Picasso modelled the piece on lover Dora Maar during World War II, making the original from plaster in his Paris studio. Completed in 1941, the plaster model is now housed in the Museum Ludwig in Cologne. The difficulties in obtaining an adequate supply of metal meant that the work was put on hold until the early 1950s, with four copies being made when Picasso had the supplies. One copy of the sculpture was donated in 1959 to a memorial for Guillaume Apollinaire, a friend of Picasso who died in 1918, and can be found on his grave behind the Abbey of Saint-Germain-des-Prés. This copy was stolen in 1999 but was eventually recovered and returned to the church. A second casting belongs to the Beyeler Foundation, a museum in Riehen near Basel. Two others remained with the Picasso family, one of which was with the artist's granddaughter Marina Picasso until she sold it in 2006 to an unknown buyer. This edition appeared in auction the following year.

==Auction==
Jan Krugier, a dealer from Geneva, acquired the sculpture for an unidentified party from Marina Picasso and displayed it in December 2006 at Art Basel Miami Beach. It was one of the most valuable works featured at the event and failed to sell. The decision was taken to offer the sculpture at auction with Sotheby's chosen to handle the deal. The piece was on view in London in October before moving to New York in November ready for the sale.

The Impressionist and Modern Art auction was held on 7 November 2007 featuring works by Vincent van Gogh, Paul Gauguin, Egon Schiele, and a second piece by Picasso.

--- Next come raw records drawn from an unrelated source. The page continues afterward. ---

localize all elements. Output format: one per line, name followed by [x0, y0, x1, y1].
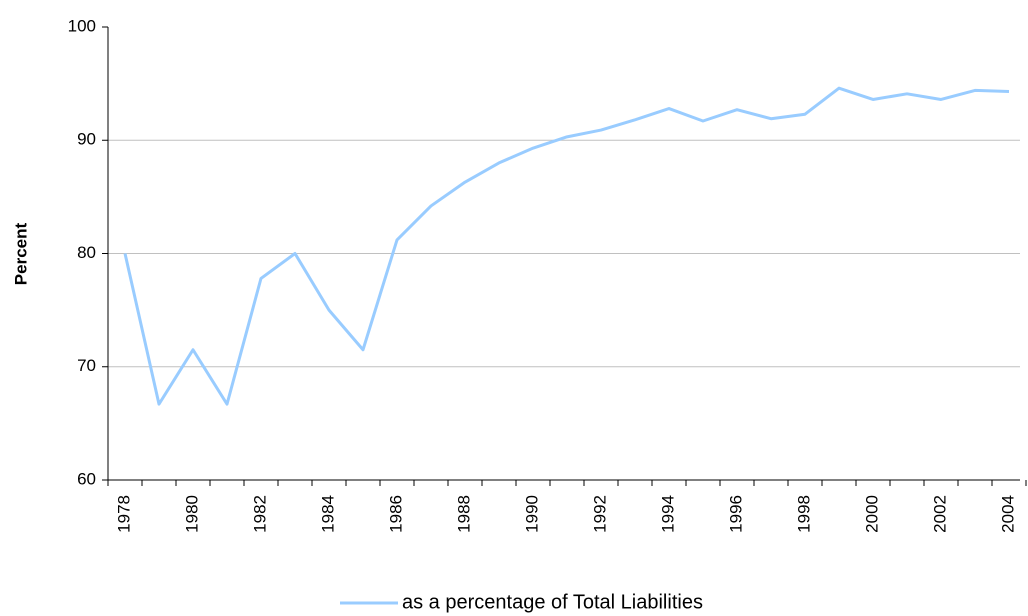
- y-tick-label: 80: [77, 243, 96, 262]
- y-tick-label: 100: [68, 16, 96, 35]
- x-tick-label: 1982: [250, 495, 269, 533]
- x-tick-label: 1988: [454, 495, 473, 533]
- y-tick-label: 70: [77, 356, 96, 375]
- x-tick-label: 1986: [386, 495, 405, 533]
- y-tick-label: 90: [77, 130, 96, 149]
- y-axis-label: Percent: [11, 222, 30, 285]
- x-tick-label: 2002: [930, 495, 949, 533]
- x-tick-label: 1984: [318, 495, 337, 533]
- x-tick-label: 1978: [114, 495, 133, 533]
- x-tick-label: 1992: [590, 495, 609, 533]
- x-tick-label: 1994: [658, 495, 677, 533]
- data-line: [123, 86, 1010, 406]
- x-tick-label: 1996: [726, 495, 745, 533]
- x-tick-label: 1990: [522, 495, 541, 533]
- x-tick-label: 2004: [998, 495, 1017, 533]
- x-tick-label: 1980: [182, 495, 201, 533]
- legend-label: as a percentage of Total Liabilities: [402, 591, 703, 613]
- y-tick-label: 60: [77, 469, 96, 488]
- x-tick-label: 1998: [794, 495, 813, 533]
- x-tick-label: 2000: [862, 495, 881, 533]
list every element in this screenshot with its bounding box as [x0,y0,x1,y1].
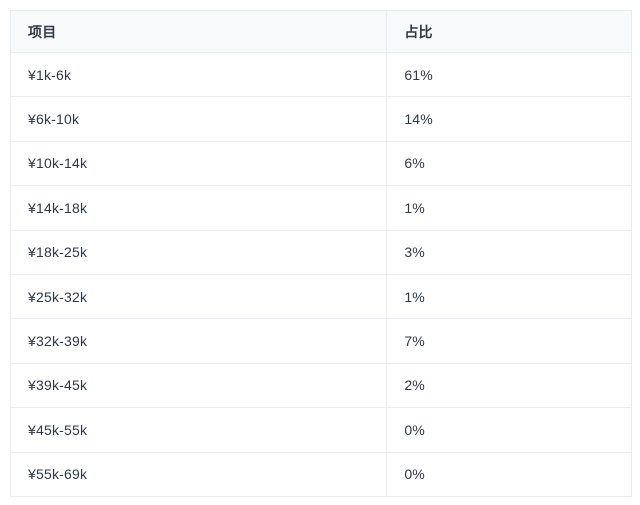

La Lampe, an oil on canvas painting from 1931, depicts Picasso's previous lover, Marie-Thérèse Walter. Neither of his works had been auctioned before. While La Lampe failed to sell when it was unable to reach the low estimate of £25 million, Tete de femme (Dora Maar) was sold for a record price. Private dealer Franck Giraud paid $29.1 million for the sculpture, nearing the top end of the $20–$30 million estimate and setting a new record for the price of a sculpture at auction. The record lasted just under a month, being easily beaten by the ancient Guennol Lioness. However, it remained the most valuable modern work until Constantin Brâncuși's Madame LR (Portrait de Mme LR) was sold in February 2009.